Data-driven tool wear prediction enables efficient tool utilization and prevents unexpected machining downtime, thereby improving quality and productivity. However, existing tool condition monitoring (TCM) approaches face critical limitations in real-world practice due to frequent changes in operating conditions that cause data distribution shifts (i.e., domain shifts), which make trained models obsolete. In addition, obtaining labeled data for fine-tuning under novel operating conditions is impractical because tool wear measurements require considerable costs and domain expertise. Given the aforementioned difficulties, this work proposes a deep unsupervised domain adaptation (DA) method with three novel techniques for robust tool wear prediction under novel operating conditions.

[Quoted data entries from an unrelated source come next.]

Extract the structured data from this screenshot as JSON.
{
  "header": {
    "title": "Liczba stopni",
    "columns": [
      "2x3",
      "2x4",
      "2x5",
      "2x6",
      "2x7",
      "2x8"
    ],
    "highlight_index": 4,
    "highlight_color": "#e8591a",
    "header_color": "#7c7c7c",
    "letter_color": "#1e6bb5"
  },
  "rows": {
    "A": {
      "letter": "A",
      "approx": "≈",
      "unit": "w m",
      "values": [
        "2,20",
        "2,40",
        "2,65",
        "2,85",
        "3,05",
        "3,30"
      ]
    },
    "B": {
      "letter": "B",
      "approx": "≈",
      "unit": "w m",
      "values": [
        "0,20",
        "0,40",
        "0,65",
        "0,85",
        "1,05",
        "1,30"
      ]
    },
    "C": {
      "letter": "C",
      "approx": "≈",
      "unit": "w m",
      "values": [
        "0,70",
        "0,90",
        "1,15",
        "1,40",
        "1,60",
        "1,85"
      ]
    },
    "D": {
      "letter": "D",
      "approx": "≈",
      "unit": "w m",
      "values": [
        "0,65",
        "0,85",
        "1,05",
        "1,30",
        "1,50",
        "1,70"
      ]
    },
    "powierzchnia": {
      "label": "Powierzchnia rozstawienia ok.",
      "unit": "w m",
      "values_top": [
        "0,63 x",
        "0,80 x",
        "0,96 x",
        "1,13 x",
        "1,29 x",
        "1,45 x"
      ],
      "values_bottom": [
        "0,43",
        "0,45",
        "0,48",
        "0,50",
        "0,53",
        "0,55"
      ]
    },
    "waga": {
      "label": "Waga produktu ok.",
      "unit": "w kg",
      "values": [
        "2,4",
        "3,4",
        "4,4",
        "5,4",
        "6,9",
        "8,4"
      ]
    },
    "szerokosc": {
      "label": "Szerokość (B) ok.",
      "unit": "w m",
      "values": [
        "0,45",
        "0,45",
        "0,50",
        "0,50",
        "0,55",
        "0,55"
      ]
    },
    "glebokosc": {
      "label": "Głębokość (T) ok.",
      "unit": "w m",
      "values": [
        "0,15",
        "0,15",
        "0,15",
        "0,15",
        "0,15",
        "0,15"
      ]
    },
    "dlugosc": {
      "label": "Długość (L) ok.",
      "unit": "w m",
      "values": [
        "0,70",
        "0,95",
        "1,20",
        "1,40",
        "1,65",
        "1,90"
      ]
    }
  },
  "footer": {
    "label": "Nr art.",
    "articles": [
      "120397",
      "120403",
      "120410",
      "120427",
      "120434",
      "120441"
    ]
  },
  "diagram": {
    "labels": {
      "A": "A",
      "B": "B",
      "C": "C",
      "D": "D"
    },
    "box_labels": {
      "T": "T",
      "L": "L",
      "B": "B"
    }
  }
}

First, inverse Gramian subspace matching (IGSM) is proposed to reduce distribution discrepancy between two different domains by aligning subspaces of inverse Gramians without using labeled samples. Second, a pseudo-label-based pairwise regularization (PLPR) is developed to transfer informative knowledge regarding tool wear progression to novel operating conditions. Third, a physics-guided adjustment (PGA) is applied during inference to calibrate physics-compliant predictions on unseen tool wear ranges. Comprehensive experimental results using two real-world milling datasets under various domain shift scenarios demonstrate the proposed method's efficacy in tool wear prediction under novel operating conditions. In particular, the proposed method consistently outperforms existing baselines and state-of-the-art approaches under an unsupervised DA setup, exhibiting its practical effectiveness.